The title of the CD Veranophonic is also a wink and a nod to the frigid province in that "verano" is the Spanish word for summertime and "phonic" is the technical word for sound, hence, summertime sounds. I like that. This is an album that doesn't take itself too seriously. And again, with the Bee Children's wings fluttering around the likes of Billy Bragg and Lloyd Cole, that's a good thing. Tracks such as United Colors lampoons everything from Benetton (a global fashion brand, based in Ponzano Veneto, Italy) which markets the oxymoron "mass individualism" to social media's covert adverting practices all pondered while sipping themed coffees from Starbucks certainly holds a bright light up to our commercialized tainted American principles. And it is a toe-tapper, too. Then there is a "fe, fi, fo, funny kinda feeling," expressed in the groove Funny Kind of Freedom where once again the guitar licks are fun and fancy free. It is just an addictive mix to say the least but the lyric keeps whispering the angst of contemporary living. As is Righteous Man warning, "Tables gonna turn on you, righteous man," that harken back to the ominous blend of otherworldly verse penned and sung by Jim Morrison as fingered by Ray Manzarek of The Doors, a real psychedelic experience. Or Unchartable Places, a bittersweet sounding protest song sung in both English and Spanish, a gesture to migrant workers, the rallies, and sadly, a world of "disposable people." This is the eccentric flickering of the Bee Children's wings, their Northern gathering of pleasant-sounding souls that exposes a world that still sorely needs a Woody Guthrie crying to the masses "keep your hoping machine alive!" With that, there is something quite strange about this light and airy album with its many darkened corridors.
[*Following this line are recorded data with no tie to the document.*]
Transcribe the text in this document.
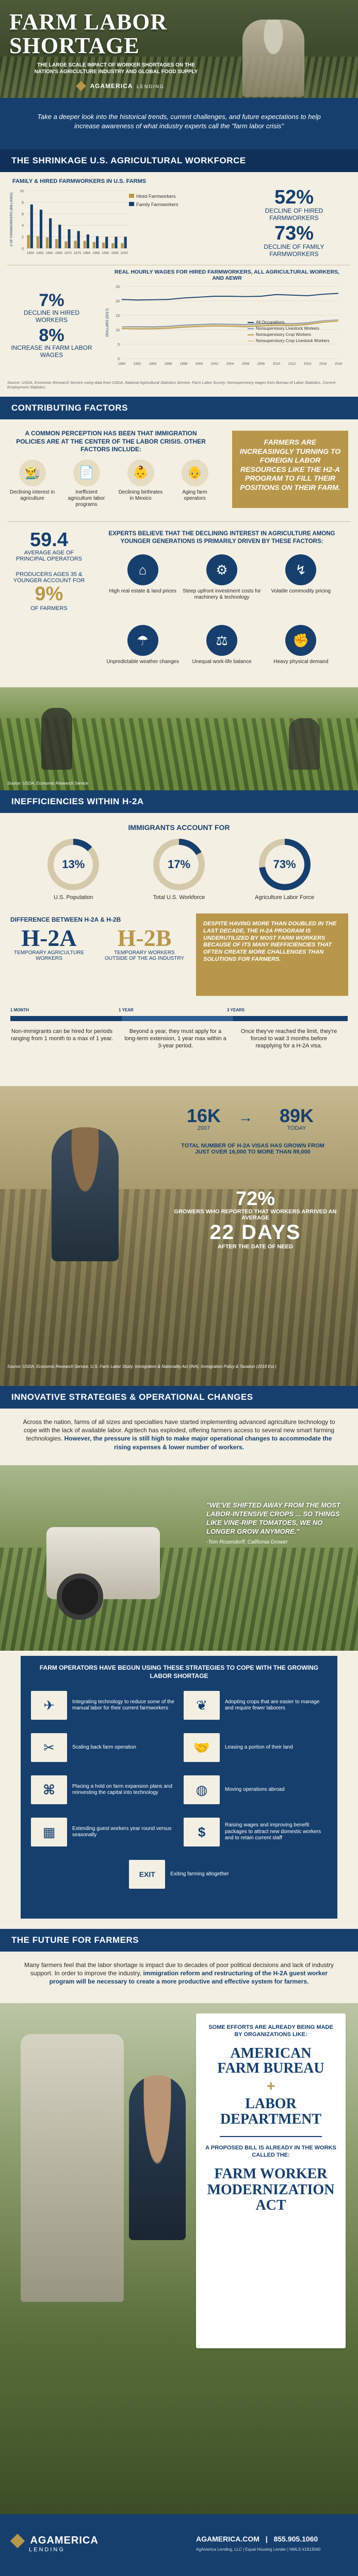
FARM LABOR
SHORTAGE
THE LARGE SCALE IMPACT OF WORKER SHORTAGES ON THE NATION'S AGRICULTURE INDUSTRY AND GLOBAL FOOD SUPPLY
AGAMERICA LENDING
Take a deeper look into the historical trends, current challenges, and future expectations to help increase awareness of what industry experts call the "farm labor crisis"
THE SHRINKAGE U.S. AGRICULTURAL WORKFORCE
FAMILY & HIRED FARMWORKERS IN U.S. FARMS
0
2
4
6
8
10
# OF FARMWORKERS (MILLIONS)
1950 1955 1960 1965 1970 1975 1980 1985 1990 1995 2000
Hired Farmworkers
Family Farmworkers	52%
DECLINE OF HIRED FARMWORKERS
73%
DECLINE OF FAMILY FARMWORKERS
7%
DECLINE IN HIRED WORKERS
8%
INCREASE IN FARM LABOR WAGES
REAL HOURLY WAGES FOR HIRED FARMWORKERS, ALL AGRICULTURAL WORKERS, AND AEWR
0
5
10
15
20
25
DOLLARS (2017)
1990 1992 1994 1996 1998 2000 2002 2004 2006 2008 2010 2012 2014 2016 2018
All Occupations
Nonsupervisory Livestock Workers
Nonsupervisory Crop Workers
Nonsupervisory Crop Livestock Workers
Source: USDA, Economic Research Service using data from USDA, National Agricultural Statistics Service, Farm Labor Survey. Nonsupervisory wages from Bureau of Labor Statistics, Current Employment Statistics
CONTRIBUTING FACTORS
A COMMON PERCEPTION HAS BEEN THAT IMMIGRATION POLICIES ARE AT THE CENTER OF THE LABOR CRISIS. OTHER FACTORS INCLUDE:
👨‍🌾
Declining interest in agriculture
📄
Inefficient agriculture labor programs
👶
Declining birthrates in Mexico
👴
Aging farm operators
FARMERS ARE INCREASINGLY TURNING TO FOREIGN LABOR RESOURCES LIKE THE H2-A PROGRAM TO FILL THEIR POSITIONS ON THEIR FARM.
59.4
AVERAGE AGE OF PRINCIPAL OPERATORS
PRODUCERS AGES 35 & YOUNGER ACCOUNT FOR
9%
OF FARMERS
EXPERTS BELIEVE THAT THE DECLINING INTEREST IN AGRICULTURE AMONG YOUNGER GENERATIONS IS PRIMARILY DRIVEN BY THESE FACTORS:
⌂
High real estate & land prices
⚙
Steep upfront investment costs for machinery & technology
↯
Volatile commodity pricing
☂
Unpredictable weather changes
⚖
Unequal work-life balance
✊
Heavy physical demand
Source: USDA, Economic Research Service
INEFFICIENCIES WITHIN H-2A
IMMIGRANTS ACCOUNT FOR
13%
U.S. Population
17%
Total U.S. Workforce
73%
Agriculture Labor Force
DIFFERENCE BETWEEN H-2A & H-2B
H-2A
TEMPORARY AGRICULTURE WORKERS
H-2B
TEMPORARY WORKERS OUTSIDE OF THE AG INDUSTRY
DESPITE HAVING MORE THAN DOUBLED IN THE LAST DECADE, THE H-2A PROGRAM IS UNDERUTILIZED BY MOST FARM WORKERS BECAUSE OF ITS MANY INEFFICIENCIES THAT OFTEN CREATE MORE CHALLENGES THAN SOLUTIONS FOR FARMERS.
1 MONTH	1 YEAR	3 YEARS
Non-immigrants can be hired for periods ranging from 1 month to a max of 1 year.
Beyond a year, they must apply for a long-term extension, 1 year max within a 3-year period.
Once they've reached the limit, they're forced to wait 3 months before reapplying for a H-2A visa.
16K
2007
→	89K
TODAY
TOTAL NUMBER OF H-2A VISAS HAS GROWN FROM JUST OVER 16,000 TO MORE THAN 89,000
72%
GROWERS WHO REPORTED THAT WORKERS ARRIVED AN AVERAGE
22 DAYS
AFTER THE DATE OF NEED
Source: USDA, Economic Research Service, U.S. Farm Labor Study; Immigration & Nationality Act (INA), Immigration Policy & Taxation (2018 Est.)
INNOVATIVE STRATEGIES & OPERATIONAL CHANGES
Across the nation, farms of all sizes and specialties have started implementing advanced agriculture technology to cope with the lack of available labor. Agritech has exploded, offering farmers access to several new smart farming technologies. However, the pressure is still high to make major operational changes to accommodate the rising expenses & lower number of workers.
"WE'VE SHIFTED AWAY FROM THE MOST LABOR-INTENSIVE CROPS ... SO THINGS LIKE VINE-RIPE TOMATOES, WE NO LONGER GROW ANYMORE."
-Tom Rosendorff, California Grower
FARM OPERATORS HAVE BEGUN USING THESE STRATEGIES TO COPE WITH THE GROWING LABOR SHORTAGE
✈	Integrating technology to reduce some of the manual labor for their current farmworkers	❦	Adopting crops that are easier to manage and require fewer laborers
✂	Scaling back farm operation	🤝	Leasing a portion of their land
⌘	Placing a hold on farm expansion plans and reinvesting the capital into technology	◍	Moving operations abroad
▦	Extending guest workers year round versus seasonally	$	Raising wages and improving benefit packages to attract new domestic workers and to retain current staff
EXIT	Exiting farming altogether
THE FUTURE FOR FARMERS
Many farmers feel that the labor shortage is impact due to decades of poor political decisions and lack of industry support. In order to improve the industry, immigration reform and restructuring of the H-2A guest worker program will be necessary to create a more productive and effective system for farmers.
SOME EFFORTS ARE ALREADY BEING MADE BY ORGANIZATIONS LIKE:
AMERICAN
FARM BUREAU
+
LABOR
DEPARTMENT
A PROPOSED BILL IS ALREADY IN THE WORKS CALLED THE:
FARM WORKER
MODERNIZATION
ACT
AGAMERICA
LENDING
AGAMERICA.COM | 855.905.1060
AgAmerica Lending, LLC | Equal Housing Lender | NMLS #1813040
The cover art is spectacular and was created by bandmate Shane Rogers. A bee hovering near the speaker of an old 1920's Victrola is certainly an exquisite image. What one needs to imagine is that the crackling and hissing music pouring from the painted metal speaker is probably Guthrie's 1940's hit "This Land Is Your Land." At least that's my story and I am sticking to it.
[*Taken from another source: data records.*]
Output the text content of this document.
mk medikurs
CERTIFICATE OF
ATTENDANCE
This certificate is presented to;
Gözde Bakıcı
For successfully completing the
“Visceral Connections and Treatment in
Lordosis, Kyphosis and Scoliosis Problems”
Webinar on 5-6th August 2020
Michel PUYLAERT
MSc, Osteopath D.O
The Bee Children brood is comprised of the extremely gifted John Collins (acoustic guitar, bass, vocals) whose lyrics and vision keep the bees buzzing away. Sarah Gates (acoustic guitar, vocals) is an experienced singer-songwriter fashioned in the Boston area, her voice and lead guitar are quite a tuneful tally indeed. Singer Sarah Todd, a native of Vermont, delights with her voice on two of my favorites Unfrozen & Vinegar. Her vocal techniques are reminiscent of a young Astrud Gilberto from The Girl from Ipanema fame. Jon Dufore (electric guitar) is a native of Norfolk, NY and a graduate of Musician's Institute in Hollywood, can be heard electrifying such tunes as Veranophonic, United Colors, and Righteous Man. Shane Rogers (keyboards, percussion, vocals) has played in a wide variety of bands throughout the North Country including Love Insurgency and Raven. Terry DuBray (bass, vocals) spent several years touring the countryside as a musician and Don Burlingame (drums), inspired by Buddy rich, has been hitting the skins for over 40 years. All of this seasoned talent rounds out the innovative Veranophonic sound and their talents as musicians are quite evident in this heterogeneous studio wonder. Bright, innovative arrangements are brilliantly captured at the studios of North Country Public Radio (NCPR) and mastered at Treelady Studios in Pittsburgh, Pennsylvania. Veranophonic also features contributions from original member Traci Fordham, Miguel Hernandez, and NCPR's David Sommerstein, host of the ever popular "The Beat Authority".